As many as 100 troops of China’s People’s Liberation Army intruded into Indian territory in Uttarakhand’s Barahoti on August 30, sources said on Tuesday. The troops came on horses and stayed for “three hours”.
Sources further said that the Chinese army destroyed foot bridge, but there was no faceoff with Indian forces. “By the time, the Army and ITBP troops came, the PLA soldiers had left,” sources added. Amid the reports, chief minister Pushkar Singh Dhami has said that the government has “no such information.”
This comes even as military confrontation in eastern Ladakh continues into 17 months.

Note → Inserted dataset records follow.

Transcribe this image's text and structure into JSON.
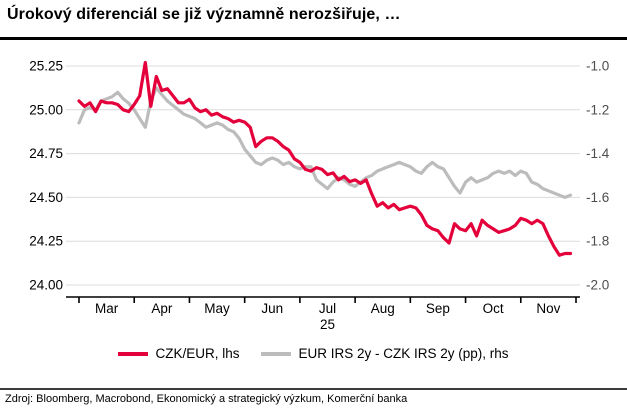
{
  "header": {
    "title": "Úrokový diferenciál se již významně nerozšiřuje, …"
  },
  "footer": {
    "source": "Zdroj: Bloomberg, Macrobond, Ekonomický a strategický výzkum, Komerční banka"
  },
  "chart_data": {
    "type": "line",
    "title": "Úrokový diferenciál se již významně nerozšiřuje, …",
    "grid_color": "#DCDCDC",
    "left_label_color": "#000000",
    "right_label_color": "#4D4D4D",
    "axis_color": "#000000",
    "x_axis": {
      "tick_count": 10,
      "month_labels": [
        "Mar",
        "Apr",
        "May",
        "Jun",
        "Jul",
        "Aug",
        "Sep",
        "Oct",
        "Nov"
      ],
      "year_label": "25",
      "xlim": [
        0,
        9
      ]
    },
    "left_axis": {
      "side": "left",
      "ticks": [
        "25.25",
        "25.00",
        "24.75",
        "24.50",
        "24.25",
        "24.00"
      ]
    },
    "right_axis": {
      "side": "right",
      "ticks": [
        "-1.0",
        "-1.2",
        "-1.4",
        "-1.6",
        "-1.8",
        "-2.0"
      ]
    },
    "series": [
      {
        "name": "CZK/EUR, lhs",
        "axis": "left",
        "color": "#E4003A",
        "x_start": 0,
        "x_step": 0.1,
        "values": [
          25.05,
          25.02,
          25.04,
          24.99,
          25.05,
          25.04,
          25.04,
          25.03,
          25.0,
          24.99,
          25.03,
          25.08,
          25.27,
          25.02,
          25.19,
          25.11,
          25.12,
          25.08,
          25.04,
          25.04,
          25.06,
          25.01,
          24.99,
          25.0,
          24.97,
          24.98,
          24.96,
          24.95,
          24.93,
          24.94,
          24.93,
          24.9,
          24.79,
          24.82,
          24.84,
          24.84,
          24.82,
          24.79,
          24.77,
          24.72,
          24.7,
          24.66,
          24.65,
          24.67,
          24.66,
          24.63,
          24.64,
          24.6,
          24.62,
          24.59,
          24.6,
          24.58,
          24.6,
          24.52,
          24.45,
          24.47,
          24.44,
          24.46,
          24.43,
          24.44,
          24.45,
          24.44,
          24.4,
          24.34,
          24.32,
          24.31,
          24.27,
          24.24,
          24.35,
          24.32,
          24.31,
          24.35,
          24.28,
          24.37,
          24.34,
          24.32,
          24.3,
          24.31,
          24.32,
          24.34,
          24.38,
          24.37,
          24.35,
          24.37,
          24.35,
          24.28,
          24.22,
          24.17,
          24.18,
          24.18
        ]
      },
      {
        "name": "EUR IRS 2y - CZK IRS 2y (pp), rhs",
        "axis": "right",
        "color": "#BCBCBC",
        "x_start": 0,
        "x_step": 0.1,
        "values": [
          -1.26,
          -1.2,
          -1.19,
          -1.2,
          -1.16,
          -1.15,
          -1.14,
          -1.12,
          -1.15,
          -1.17,
          -1.2,
          -1.24,
          -1.28,
          -1.16,
          -1.1,
          -1.13,
          -1.16,
          -1.18,
          -1.2,
          -1.22,
          -1.23,
          -1.24,
          -1.26,
          -1.28,
          -1.27,
          -1.26,
          -1.27,
          -1.29,
          -1.3,
          -1.33,
          -1.38,
          -1.41,
          -1.44,
          -1.45,
          -1.43,
          -1.42,
          -1.43,
          -1.45,
          -1.44,
          -1.46,
          -1.47,
          -1.46,
          -1.46,
          -1.52,
          -1.54,
          -1.56,
          -1.53,
          -1.51,
          -1.52,
          -1.54,
          -1.55,
          -1.53,
          -1.51,
          -1.5,
          -1.48,
          -1.47,
          -1.46,
          -1.45,
          -1.44,
          -1.45,
          -1.46,
          -1.48,
          -1.49,
          -1.46,
          -1.44,
          -1.46,
          -1.47,
          -1.51,
          -1.55,
          -1.58,
          -1.53,
          -1.51,
          -1.53,
          -1.52,
          -1.51,
          -1.49,
          -1.48,
          -1.49,
          -1.48,
          -1.5,
          -1.48,
          -1.49,
          -1.53,
          -1.54,
          -1.56,
          -1.57,
          -1.58,
          -1.59,
          -1.6,
          -1.59
        ]
      }
    ]
  }
}
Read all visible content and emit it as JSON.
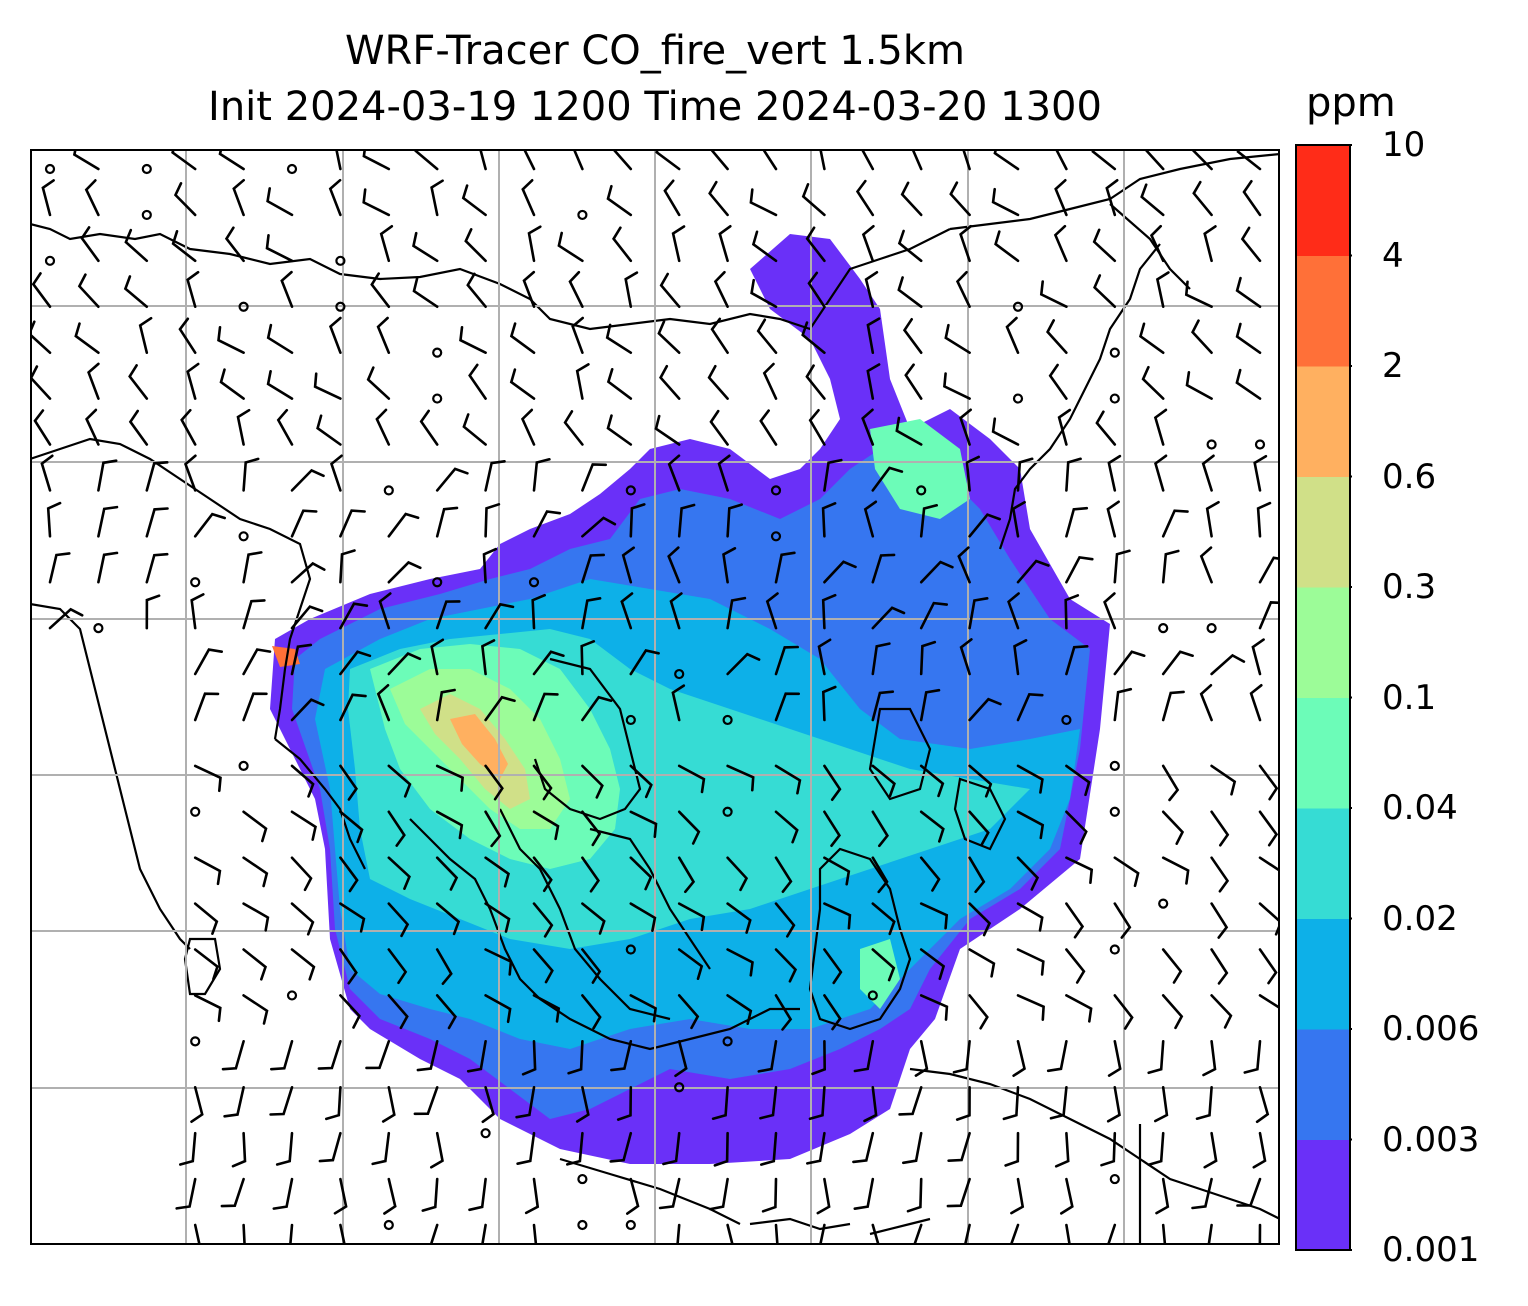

A Times of India report had quoted their sources as saying that the latest surveillance and intelligence reports show the People’s Liberation Army has constructed “new modular container-based accommodations” for its soldiers in “at least eight more forward locations” along the Line of Actual Control (LAC) opposite eastern Ladakh.
Both India and China continue to maintain around 50,000 soldiers each, backed by howitzers, tanks and surface-to-air missile systems in the “immediate depth areas” along the LAC in eastern Ladakh.
Amidst the uneasy calm, both armies have been regularly rotating their troops due to the harsh terrain and oxygen deprivation in the high-altitude area, while deploying aircraft and drones to keep tabs on each other.
The border standoff between the Indian and Chinese armies erupted in May last year following a violent clash in the Pangong lake area and both sides gradually enhanced their deployment by rushing in tens of thousands of soldiers as well as heavy weaponry.
As a result of a series of military and diplomatic talks, the two sides completed the withdrawal of troops and weapons from the north and south banks of the Pangong lake in February.
A similar disengagement process was carried out in the Gogra area last month, in a significant forward movement towards the restoration of peace and tranquillity in the region.